Shelf seas often display rhythmic bedforms, of which tidal sand waves are the most relevant to study from an engineering point of view due to their dimensions and dynamic nature. Environmental conditions such as water depth, flow velocities and grain size vary across entire shelf regions, consequently influencing the characteristics of tidal sand waves, including migration rates. However, as opposed to site-specific analyses, shelf sea-wide analyses on sand wave migration are scarce. Through the use of timeseries of bathymetric data, we investigate the spatial variability of sand wave migration on the scale of the Netherlands Continental Shelf (NCS). Two existing data-driven techniques, Pairs of Source and Target Points (PSTP) and Spatial Cross Correlation (SCC), were implemented in a Geographic Information System (GIS). Through testing at four sites on the NCS, PSTP was deemed the preferred technique for a shelf-wide analysis and was hence used to quantify the NCS-wide migration rates and directions. To illustrate the spatial variability, the quantified migration rates and directions were averaged per km2. For the NCS in general, migration to the south-west or north-east at typical rates between 0 and 3 m/year was found.
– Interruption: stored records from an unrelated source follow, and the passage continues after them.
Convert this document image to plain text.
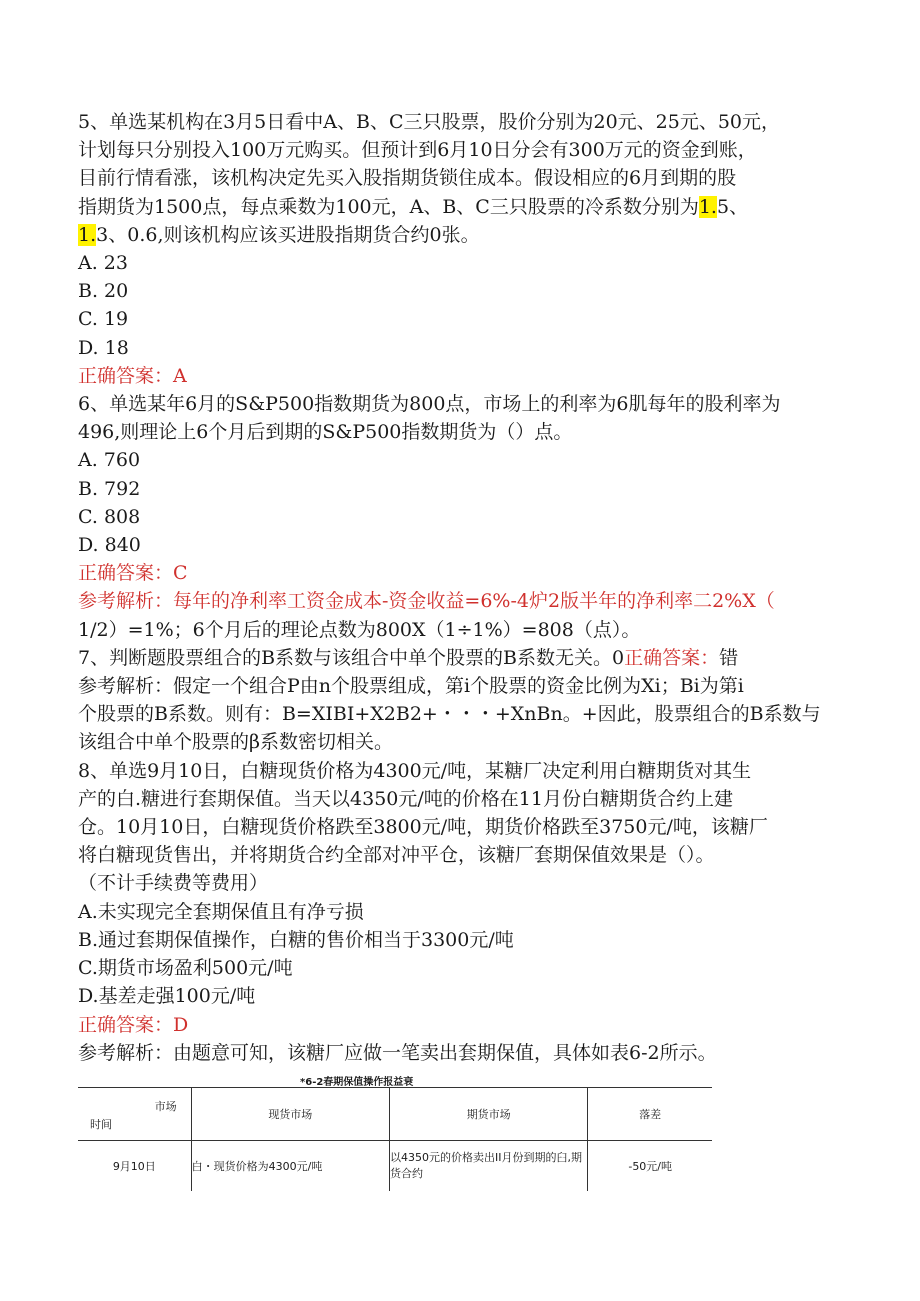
5、单选某机构在3月5日看中A、B、C三只股票，股价分别为20元、25元、50元，
计划每只分别投入100万元购买。但预计到6月10日分会有300万元的资金到账，
目前行情看涨，该机构决定先买入股指期货锁住成本。假设相应的6月到期的股
指期货为1500点，每点乘数为100元，A、B、C三只股票的冷系数分别为1.5、
1.3、0.6,则该机构应该买进股指期货合约0张。
A. 23
B. 20
C. 19
D. 18
正确答案：A
6、单选某年6月的S&P500指数期货为800点，市场上的利率为6肌每年的股利率为
496,则理论上6个月后到期的S&P500指数期货为（）点。
A. 760
B. 792
C. 808
D. 840
正确答案：C
参考解析：每年的净利率工资金成本-资金收益=6%-4炉2版半年的净利率二2%X（
1/2）=1%；6个月后的理论点数为800X（1÷1%）=808（点）。
7、判断题股票组合的B系数与该组合中单个股票的B系数无关。0正确答案：错
参考解析：假定一个组合P由n个股票组成，第i个股票的资金比例为Xi；Bi为第i
个股票的B系数。则有：B=XIBI+X2B2+・・・+XnBn。+因此，股票组合的B系数与
该组合中单个股票的β系数密切相关。
8、单选9月10日，白糖现货价格为4300元/吨，某糖厂决定利用白糖期货对其生
产的白.糖进行套期保值。当天以4350元/吨的价格在11月份白糖期货合约上建
仓。10月10日，白糖现货价格跌至3800元/吨，期货价格跌至3750元/吨，该糖厂
将白糖现货售出，并将期货合约全部对冲平仓，该糖厂套期保值效果是（）。
（不计手续费等费用）
A.未实现完全套期保值且有净亏损
B.通过套期保值操作，白糖的售价相当于3300元/吨
C.期货市场盈利500元/吨
D.基差走强100元/吨
正确答案：D
参考解析：由题意可知，该糖厂应做一笔卖出套期保值，具体如表6-2所示。
*6-2春期保值操作报益衰
市场
时间	现货市场	期货市场	落差
9月10日	白・现货价格为4300元/吨	以4350元的价格卖出II月份到期的臼,期货合约	-50元/吨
The south-western region of the NCS demonstrated migration rates below 0.5 m/year with migration directions alternating over short distances. The north-eastern region exhibited uniform migration to the north-east at rates which gradually increased when in closer proximity to the Wadden Islands. Typical rates in this region were found to be between 2 and 8 m/year. The highest migration rates were observed near coastal regions and on top of sandbanks. The presence of these sandbanks strongly deflects the migration directions of superimposed sand waves at a number of locations. The analysis performed within this study demonstrates valuable insights into methods that can be used to evaluate shelf-wide regions of interest. A deeper understanding of the dynamic nature of the North Sea bed assists in optimising hydrographic re-survey policies, critical infrastructure planning and subsequent monitoring. Furthermore, this study may offer a wider set of tools that could be used for correlating sand wave migration to its governing physical mechanisms and environmental parameters.